In poor rural communities in which service delivery is almost absent, the burden on those state structures that are in place is great. Police in these areas often play a wider variety of roles than their urban colleagues. The discussion on policing in colonial Transkei pointed to the degree to which state representation in rural areas was embodied in a limited number of institutions generally magistrates, district commissioners and the police. Contemporary forms of rural policing carry many parallels with these forms of local governance. In poverty-stricken rural communities the police are often among the few accessible representatives of state authority, or are at least equipped to reach communities where there is little or no state penetration.
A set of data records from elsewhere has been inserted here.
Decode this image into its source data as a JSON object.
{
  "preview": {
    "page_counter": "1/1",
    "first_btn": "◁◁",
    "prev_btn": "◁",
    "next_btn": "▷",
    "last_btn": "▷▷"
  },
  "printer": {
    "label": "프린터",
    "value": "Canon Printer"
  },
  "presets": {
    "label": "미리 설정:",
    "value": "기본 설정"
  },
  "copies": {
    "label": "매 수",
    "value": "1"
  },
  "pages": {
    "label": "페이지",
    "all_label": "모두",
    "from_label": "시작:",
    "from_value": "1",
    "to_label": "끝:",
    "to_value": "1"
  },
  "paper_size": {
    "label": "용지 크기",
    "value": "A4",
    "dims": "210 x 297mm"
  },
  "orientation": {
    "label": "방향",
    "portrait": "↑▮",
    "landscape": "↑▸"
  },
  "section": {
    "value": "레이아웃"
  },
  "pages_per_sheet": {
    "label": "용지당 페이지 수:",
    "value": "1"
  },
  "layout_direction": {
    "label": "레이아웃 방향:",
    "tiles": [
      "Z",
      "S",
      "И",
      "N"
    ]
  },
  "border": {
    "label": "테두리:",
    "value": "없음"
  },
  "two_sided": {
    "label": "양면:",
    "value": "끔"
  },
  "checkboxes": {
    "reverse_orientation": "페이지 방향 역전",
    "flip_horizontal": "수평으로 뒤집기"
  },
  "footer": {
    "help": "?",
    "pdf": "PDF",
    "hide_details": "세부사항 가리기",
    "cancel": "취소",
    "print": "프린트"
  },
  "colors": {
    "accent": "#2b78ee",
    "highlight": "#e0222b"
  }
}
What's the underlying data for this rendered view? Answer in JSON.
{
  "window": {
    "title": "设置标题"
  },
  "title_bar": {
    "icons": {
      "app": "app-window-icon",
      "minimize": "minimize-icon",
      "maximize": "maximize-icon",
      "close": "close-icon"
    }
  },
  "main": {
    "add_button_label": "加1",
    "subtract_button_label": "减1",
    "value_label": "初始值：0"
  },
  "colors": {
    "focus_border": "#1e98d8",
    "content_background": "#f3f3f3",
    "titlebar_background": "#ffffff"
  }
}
That suggests a broadening of the role of the police in the short term, for which they may be ill-prepared. Provincial police managers are increasingly aware of the degree to which they act as the 'leading edge' of governance, simply because the state remains administratively weak in the poor rural communities of the former Transkei. As one officer noted: 'Anything that goes wrong becomes the responsibility of the police. The demands on the police go way beyond dealing with crime.'153 That overburdens a poorly equipped and trained organisation. Senior police managers argue that 'policing cannot occur in a vacuum', and that a number of developmental issues should be introduced simultaneously with policing services.154
It also suggests, however, that local level development and the introduction of government services (including those of safety and security) should be co-ordinated. Proper policing should not be seen as outside of and unconnected to development processes, but as central to their delivery.
The degree to which the lack of infrastructural development impacts on how the poor are policed in the former Transkei is obvious from the discussion above. As important, however, is the ability of the poor to impact on police priorities and actions in the areas within which they live. This is accentuated by the fact that for many poor people in rural areas, the police are the front end of state representation.